Macroscopic Na+ currents from transfected cells were recorded using the whole-cell configuration of patch-clamp technique.22 Cells with currents no larger than 6 nA were clamped with an Axopatch 200 patch-clamp amplifier using low-resistance electrodes and typical series resistance compensation of >80% that minimized voltage-clamp errors. Membrane currents were filtered at 5 kHz and digitized with 12-bit resolution. In all experiments, recording was begun 10 minutes after whole-cell access was attained with the exception of the CaM-K inhibitor experiments where recording was begun 15 minutes after patch rupture to ensure stabilization of the time-dependent shift in gating.
Solutions and Reagents
The patch pipette contained (in mmol/L) 35 NaCl, 105 CsCl, and 10 Cs-HEPES (pH 7.3) with no Ca2+ buffering. All of the experiments were initially performed using 105 mmol/L CsF in the pipette; however, due to possible confounding effects on phosphorylation reactions and Ca2+ buffering, the experiments were repeated with the CsCl-containing intracellular solution. No differences in the response to CaM overexpression were observed with the different pipette solutions. All of the data reported in the text and in the tables were obtained using CsCl with the exception of experiments in C2C12 cells, where CsF data are reported.

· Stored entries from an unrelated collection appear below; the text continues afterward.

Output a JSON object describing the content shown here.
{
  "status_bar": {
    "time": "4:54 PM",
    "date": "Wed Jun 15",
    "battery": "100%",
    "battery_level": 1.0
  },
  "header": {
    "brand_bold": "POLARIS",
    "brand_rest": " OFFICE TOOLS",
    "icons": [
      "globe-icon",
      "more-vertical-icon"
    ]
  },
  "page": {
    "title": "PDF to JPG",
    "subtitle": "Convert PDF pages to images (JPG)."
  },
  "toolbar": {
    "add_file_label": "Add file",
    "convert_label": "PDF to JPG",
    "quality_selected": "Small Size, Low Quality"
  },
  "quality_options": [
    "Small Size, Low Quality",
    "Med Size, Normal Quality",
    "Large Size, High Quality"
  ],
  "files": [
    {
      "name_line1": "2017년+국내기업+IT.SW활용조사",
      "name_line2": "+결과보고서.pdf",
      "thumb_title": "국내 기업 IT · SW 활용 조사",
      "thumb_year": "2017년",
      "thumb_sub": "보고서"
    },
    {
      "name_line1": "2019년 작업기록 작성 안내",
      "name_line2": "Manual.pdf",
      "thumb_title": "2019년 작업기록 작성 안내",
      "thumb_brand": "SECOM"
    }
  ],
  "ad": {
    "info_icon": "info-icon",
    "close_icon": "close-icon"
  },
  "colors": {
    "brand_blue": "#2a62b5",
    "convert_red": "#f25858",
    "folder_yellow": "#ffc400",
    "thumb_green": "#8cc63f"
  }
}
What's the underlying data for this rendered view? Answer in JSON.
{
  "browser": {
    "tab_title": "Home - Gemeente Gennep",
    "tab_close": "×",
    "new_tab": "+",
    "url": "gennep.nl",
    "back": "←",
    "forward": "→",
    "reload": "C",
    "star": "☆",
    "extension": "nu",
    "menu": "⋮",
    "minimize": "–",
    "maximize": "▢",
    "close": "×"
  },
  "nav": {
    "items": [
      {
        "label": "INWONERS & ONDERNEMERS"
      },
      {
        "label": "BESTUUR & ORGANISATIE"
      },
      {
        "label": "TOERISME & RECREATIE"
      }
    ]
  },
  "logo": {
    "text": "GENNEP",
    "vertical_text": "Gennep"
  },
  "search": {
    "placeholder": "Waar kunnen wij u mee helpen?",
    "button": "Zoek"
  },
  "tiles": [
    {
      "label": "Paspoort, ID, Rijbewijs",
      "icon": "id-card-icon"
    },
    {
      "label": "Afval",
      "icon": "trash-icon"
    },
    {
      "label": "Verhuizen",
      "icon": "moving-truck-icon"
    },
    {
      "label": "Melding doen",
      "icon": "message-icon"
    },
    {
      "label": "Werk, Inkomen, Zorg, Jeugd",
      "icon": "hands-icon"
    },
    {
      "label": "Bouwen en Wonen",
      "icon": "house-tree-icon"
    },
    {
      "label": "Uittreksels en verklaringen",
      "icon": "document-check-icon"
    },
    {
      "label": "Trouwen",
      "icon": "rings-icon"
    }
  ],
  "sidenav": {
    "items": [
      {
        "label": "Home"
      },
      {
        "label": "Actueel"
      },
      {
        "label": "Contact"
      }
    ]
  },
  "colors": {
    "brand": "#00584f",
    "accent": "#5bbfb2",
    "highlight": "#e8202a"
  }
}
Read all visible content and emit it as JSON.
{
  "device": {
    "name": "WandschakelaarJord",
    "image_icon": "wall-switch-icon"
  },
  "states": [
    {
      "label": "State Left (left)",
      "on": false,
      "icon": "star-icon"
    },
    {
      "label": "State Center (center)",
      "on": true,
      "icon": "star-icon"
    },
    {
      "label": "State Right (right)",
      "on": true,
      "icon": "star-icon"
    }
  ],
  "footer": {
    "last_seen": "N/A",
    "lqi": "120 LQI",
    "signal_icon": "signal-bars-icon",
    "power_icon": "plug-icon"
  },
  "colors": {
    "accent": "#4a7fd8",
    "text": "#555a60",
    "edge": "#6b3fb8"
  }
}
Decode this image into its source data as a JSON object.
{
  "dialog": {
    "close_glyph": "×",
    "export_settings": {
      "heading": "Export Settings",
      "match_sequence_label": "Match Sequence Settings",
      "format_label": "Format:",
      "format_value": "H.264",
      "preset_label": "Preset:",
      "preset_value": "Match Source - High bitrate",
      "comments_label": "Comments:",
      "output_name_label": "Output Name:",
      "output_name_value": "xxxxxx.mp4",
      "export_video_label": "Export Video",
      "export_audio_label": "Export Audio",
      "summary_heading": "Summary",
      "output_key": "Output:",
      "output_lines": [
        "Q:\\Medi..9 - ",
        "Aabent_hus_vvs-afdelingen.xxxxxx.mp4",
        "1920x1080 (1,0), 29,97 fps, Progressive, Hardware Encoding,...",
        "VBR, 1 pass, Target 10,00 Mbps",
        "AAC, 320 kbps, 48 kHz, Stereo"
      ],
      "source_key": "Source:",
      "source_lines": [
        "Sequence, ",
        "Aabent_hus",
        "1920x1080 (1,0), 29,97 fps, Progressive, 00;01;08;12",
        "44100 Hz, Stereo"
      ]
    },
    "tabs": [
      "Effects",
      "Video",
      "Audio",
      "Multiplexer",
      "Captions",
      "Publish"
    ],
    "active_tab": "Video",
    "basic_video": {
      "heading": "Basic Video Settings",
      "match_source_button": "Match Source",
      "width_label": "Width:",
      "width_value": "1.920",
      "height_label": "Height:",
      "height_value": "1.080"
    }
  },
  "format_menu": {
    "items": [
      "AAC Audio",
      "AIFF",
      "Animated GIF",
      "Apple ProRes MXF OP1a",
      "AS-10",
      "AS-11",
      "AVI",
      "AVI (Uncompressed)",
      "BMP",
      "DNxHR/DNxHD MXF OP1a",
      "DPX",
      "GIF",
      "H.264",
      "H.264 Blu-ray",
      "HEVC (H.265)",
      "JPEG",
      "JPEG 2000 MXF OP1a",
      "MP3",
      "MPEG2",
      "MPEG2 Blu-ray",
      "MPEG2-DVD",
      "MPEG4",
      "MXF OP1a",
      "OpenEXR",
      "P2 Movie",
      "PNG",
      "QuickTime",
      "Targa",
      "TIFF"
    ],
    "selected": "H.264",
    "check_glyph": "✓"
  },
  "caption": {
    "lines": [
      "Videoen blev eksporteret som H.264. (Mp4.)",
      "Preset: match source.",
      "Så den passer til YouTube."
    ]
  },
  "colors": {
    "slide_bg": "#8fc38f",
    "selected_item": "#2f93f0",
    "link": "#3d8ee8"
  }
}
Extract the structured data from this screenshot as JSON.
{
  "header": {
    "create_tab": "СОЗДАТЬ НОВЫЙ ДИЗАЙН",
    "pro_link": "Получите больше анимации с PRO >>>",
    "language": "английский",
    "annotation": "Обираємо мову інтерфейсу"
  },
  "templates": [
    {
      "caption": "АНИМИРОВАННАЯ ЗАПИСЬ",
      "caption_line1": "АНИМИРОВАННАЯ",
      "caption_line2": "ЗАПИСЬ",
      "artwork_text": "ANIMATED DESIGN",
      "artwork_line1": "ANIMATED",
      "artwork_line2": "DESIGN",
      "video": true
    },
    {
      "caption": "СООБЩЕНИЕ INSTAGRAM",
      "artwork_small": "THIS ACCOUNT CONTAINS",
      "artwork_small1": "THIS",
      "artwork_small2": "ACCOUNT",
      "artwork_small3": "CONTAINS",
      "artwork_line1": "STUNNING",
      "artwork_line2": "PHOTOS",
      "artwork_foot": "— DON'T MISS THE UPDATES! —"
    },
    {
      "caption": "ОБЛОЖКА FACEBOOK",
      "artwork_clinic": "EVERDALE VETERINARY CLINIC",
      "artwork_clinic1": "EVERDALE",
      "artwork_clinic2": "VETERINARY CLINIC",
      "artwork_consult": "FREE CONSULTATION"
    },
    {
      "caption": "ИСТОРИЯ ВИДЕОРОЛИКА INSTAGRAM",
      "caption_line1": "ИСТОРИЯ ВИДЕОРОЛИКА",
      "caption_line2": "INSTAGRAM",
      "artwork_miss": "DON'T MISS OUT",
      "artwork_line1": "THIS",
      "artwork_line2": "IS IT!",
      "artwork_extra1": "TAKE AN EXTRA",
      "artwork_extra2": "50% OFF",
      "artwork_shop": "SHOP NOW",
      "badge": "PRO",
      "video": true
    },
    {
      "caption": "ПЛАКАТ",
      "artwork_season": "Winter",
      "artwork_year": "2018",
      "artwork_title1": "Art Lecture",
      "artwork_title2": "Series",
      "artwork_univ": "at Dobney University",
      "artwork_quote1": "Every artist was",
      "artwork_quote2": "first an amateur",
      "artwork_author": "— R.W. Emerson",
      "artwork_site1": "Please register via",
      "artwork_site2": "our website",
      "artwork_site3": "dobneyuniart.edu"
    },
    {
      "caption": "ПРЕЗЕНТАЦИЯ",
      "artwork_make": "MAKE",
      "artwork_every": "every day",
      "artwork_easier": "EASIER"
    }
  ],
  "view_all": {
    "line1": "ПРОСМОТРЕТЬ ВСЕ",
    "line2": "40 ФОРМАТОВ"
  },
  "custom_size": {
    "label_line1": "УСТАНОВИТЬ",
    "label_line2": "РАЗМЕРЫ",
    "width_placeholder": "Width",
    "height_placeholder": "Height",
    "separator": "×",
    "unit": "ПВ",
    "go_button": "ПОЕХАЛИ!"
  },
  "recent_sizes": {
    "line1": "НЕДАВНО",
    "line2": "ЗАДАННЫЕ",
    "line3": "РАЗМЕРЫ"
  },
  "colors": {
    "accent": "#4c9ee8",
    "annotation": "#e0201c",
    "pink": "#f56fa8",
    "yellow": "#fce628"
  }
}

For the experiments with 504 nmol/L free Ca2+, 5 mmol/L BAPTA and 3.7 mmol/L CaCl2 were added to the patch pipette. For the experiments with no free Ca2+, 10 mmol/L BAPTA was added to the pipette solution and 0.1 mmol/L EGTA was added to the bath solution. The bath solution contained (in mmol/L) 150 NaCl, 2 KCl, 2 CaCl2, 1 MgCl2, 10 glucose, and 10 Na-HEPES (pH 7.4). The CaM-K inhibitor KN-93 (Calbiochem) and the inactive analog, KN-92, were added to the patch pipette at concentrations of 10 μmol/L. KN-92 and KN-93 were dissolved in DMSO (10 mmol/L stock solution); the final concentration of DMSO was 0.1%, which had no significant effect on the currents (data not shown). The CaM-KII–specific inhibitor, AIP (Calbiochem) was added to the pipette solution at 100 nmol/L. Experiments were performed at room temperature, 22°C to 23°C.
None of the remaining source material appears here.